After the dream ended, I thought about the meaning of the Celts, of the ideal of striving for unity, of Brehon laws, of equality. I realized that my own name is significant in this symbolism—my last name was originally Adam before my great-grandfather changed it, which means the red earth, the first people, all five races in one. And then I realized as well the connection of Tara. Backwards, Ta-ra becomes Ra-Ta, the priest from an Egyptian past-life of Edgar Cayce who assisted in building the pyramids. Then I took it a step further to remember that the names of the Egyptian creator god Ptah and of course the sun god Ra combined become Ptah-Ra. Was the name of Tara Herself, derived somehow from these Egyptian origins?

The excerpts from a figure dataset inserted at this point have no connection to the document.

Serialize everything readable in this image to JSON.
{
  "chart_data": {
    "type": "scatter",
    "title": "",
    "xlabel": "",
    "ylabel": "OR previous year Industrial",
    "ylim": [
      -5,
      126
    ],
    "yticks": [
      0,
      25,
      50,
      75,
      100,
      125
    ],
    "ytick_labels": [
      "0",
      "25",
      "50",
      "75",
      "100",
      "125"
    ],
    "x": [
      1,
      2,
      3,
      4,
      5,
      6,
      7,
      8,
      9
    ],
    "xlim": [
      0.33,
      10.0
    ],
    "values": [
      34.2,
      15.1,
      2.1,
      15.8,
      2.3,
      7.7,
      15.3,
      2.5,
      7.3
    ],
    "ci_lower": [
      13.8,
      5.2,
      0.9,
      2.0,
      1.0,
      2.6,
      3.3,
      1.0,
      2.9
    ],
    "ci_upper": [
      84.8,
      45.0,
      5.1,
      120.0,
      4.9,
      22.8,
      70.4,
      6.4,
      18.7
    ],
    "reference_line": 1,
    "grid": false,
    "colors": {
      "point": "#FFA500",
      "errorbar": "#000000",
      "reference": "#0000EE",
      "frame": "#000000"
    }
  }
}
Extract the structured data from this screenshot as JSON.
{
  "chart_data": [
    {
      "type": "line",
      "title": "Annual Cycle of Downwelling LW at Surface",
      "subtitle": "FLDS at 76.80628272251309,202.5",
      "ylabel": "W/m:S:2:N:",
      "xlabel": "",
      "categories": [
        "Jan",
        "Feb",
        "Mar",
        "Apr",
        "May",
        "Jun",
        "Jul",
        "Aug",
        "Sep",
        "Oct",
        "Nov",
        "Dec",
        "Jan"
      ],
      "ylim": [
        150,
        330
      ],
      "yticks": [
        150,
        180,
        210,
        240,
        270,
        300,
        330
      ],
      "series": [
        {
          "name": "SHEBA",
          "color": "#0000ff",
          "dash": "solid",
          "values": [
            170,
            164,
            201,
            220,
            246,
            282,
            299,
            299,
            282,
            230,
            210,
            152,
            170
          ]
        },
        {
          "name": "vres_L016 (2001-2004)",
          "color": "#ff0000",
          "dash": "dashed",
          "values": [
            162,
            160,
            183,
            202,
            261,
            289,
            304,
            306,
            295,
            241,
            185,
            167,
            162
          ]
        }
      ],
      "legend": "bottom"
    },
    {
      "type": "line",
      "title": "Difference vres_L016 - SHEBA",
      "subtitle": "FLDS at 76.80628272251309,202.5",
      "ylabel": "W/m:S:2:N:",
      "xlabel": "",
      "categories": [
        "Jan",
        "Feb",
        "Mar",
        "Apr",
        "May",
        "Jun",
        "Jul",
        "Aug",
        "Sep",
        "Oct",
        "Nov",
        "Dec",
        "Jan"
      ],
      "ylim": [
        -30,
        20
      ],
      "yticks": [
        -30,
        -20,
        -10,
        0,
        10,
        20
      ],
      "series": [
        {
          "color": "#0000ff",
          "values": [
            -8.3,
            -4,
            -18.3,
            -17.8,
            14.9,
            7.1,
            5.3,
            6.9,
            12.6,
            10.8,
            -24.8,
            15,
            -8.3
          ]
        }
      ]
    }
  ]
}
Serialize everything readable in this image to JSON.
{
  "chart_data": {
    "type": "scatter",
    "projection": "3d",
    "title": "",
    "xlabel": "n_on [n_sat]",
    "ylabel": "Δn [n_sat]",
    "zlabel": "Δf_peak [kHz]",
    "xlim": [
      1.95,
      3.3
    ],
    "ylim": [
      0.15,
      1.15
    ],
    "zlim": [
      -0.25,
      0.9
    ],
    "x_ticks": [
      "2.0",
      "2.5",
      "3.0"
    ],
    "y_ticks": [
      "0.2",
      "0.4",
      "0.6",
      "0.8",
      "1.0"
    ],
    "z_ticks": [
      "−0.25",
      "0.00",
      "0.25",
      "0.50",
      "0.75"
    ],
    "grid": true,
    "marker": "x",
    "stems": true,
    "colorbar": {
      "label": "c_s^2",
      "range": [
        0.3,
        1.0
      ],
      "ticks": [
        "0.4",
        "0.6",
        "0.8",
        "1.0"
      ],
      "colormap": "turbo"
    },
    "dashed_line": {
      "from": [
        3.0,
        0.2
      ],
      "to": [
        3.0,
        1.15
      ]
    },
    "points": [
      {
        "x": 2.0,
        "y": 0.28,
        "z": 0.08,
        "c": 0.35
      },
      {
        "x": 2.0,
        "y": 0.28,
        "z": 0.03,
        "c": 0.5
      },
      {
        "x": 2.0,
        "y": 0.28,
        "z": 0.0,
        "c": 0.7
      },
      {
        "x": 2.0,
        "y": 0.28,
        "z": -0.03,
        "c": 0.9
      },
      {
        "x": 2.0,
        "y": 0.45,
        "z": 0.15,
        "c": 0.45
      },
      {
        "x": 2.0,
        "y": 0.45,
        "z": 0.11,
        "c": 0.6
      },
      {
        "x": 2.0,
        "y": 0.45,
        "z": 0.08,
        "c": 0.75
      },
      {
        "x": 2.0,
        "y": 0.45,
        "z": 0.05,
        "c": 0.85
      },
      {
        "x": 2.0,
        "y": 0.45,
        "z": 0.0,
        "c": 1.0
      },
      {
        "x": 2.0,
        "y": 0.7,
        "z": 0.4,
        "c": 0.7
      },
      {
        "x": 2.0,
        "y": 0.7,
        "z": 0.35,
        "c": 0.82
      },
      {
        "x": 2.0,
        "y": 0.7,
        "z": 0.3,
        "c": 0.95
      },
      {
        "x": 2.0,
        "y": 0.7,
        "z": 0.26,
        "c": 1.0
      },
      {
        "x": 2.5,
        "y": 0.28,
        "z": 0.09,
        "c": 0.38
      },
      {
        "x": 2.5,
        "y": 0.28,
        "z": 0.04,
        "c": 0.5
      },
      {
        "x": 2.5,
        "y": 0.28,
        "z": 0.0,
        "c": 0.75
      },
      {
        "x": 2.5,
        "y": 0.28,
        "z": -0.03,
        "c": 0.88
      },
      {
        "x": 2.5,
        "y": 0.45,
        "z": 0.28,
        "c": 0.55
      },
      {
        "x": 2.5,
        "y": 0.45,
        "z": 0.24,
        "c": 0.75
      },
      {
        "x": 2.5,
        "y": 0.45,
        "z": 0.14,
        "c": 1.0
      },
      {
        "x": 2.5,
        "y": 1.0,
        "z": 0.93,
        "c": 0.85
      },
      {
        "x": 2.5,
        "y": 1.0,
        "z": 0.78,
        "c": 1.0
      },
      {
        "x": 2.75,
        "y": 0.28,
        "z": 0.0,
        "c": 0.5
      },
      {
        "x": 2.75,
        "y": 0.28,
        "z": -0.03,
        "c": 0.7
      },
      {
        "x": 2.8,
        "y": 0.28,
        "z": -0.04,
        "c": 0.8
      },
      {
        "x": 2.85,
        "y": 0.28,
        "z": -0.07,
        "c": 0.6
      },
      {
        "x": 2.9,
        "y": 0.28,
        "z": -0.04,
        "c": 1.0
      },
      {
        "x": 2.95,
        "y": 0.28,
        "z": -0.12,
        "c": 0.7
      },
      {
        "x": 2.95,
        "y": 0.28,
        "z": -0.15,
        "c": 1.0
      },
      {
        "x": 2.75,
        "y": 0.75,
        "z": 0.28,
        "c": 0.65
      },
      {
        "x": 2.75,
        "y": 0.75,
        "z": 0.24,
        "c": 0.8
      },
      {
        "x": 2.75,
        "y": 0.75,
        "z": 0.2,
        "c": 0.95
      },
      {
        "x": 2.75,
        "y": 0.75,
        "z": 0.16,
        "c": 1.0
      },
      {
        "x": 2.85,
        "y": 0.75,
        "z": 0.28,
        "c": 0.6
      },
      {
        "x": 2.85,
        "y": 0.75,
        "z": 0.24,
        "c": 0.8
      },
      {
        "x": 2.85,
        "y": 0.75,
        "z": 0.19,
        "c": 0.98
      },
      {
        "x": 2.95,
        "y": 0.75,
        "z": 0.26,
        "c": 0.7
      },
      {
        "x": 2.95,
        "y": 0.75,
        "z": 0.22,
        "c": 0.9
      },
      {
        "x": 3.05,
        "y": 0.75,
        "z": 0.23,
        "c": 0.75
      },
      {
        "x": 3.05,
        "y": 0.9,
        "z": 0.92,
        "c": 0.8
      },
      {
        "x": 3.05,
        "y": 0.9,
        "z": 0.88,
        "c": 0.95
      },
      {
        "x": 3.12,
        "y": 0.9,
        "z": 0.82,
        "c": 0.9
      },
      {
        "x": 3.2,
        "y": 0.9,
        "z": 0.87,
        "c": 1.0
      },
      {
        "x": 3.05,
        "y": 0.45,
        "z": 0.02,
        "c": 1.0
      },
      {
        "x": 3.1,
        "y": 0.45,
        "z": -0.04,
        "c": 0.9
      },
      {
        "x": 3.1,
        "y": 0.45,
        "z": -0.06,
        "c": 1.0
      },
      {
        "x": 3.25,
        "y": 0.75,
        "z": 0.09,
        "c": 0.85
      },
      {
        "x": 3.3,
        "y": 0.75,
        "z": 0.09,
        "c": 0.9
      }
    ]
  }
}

The making of the sun king or Ra was derived from the power of Tea, the Goddess, in Her union with him. Of course, within Egyptian culture, it was Isis who held the sacred name of Ra, so it was she who held the secret power to create over all of the gods and goddesses of Egypt. And what of the sacred boy from my own visions, a boy of dark skin and dark hair?
In one vision, he was walking upon a sacred mound, as if it were Brigid’s Mound in Glastonbury, but it was definitely Celtic. Was he the lost prince in the Mound of Hostages whom Evans identifies as Egyptian, capturing my attention many years ago to lead me upon this journey, of connecting the cultures of two very variant lands?
Is he indeed the soul of my son yet to be born, a connection tied together in totality at last for myself in my own personal journey as well? The questions about Tara and her secrets continue, as my own quest to uncover more answers begins.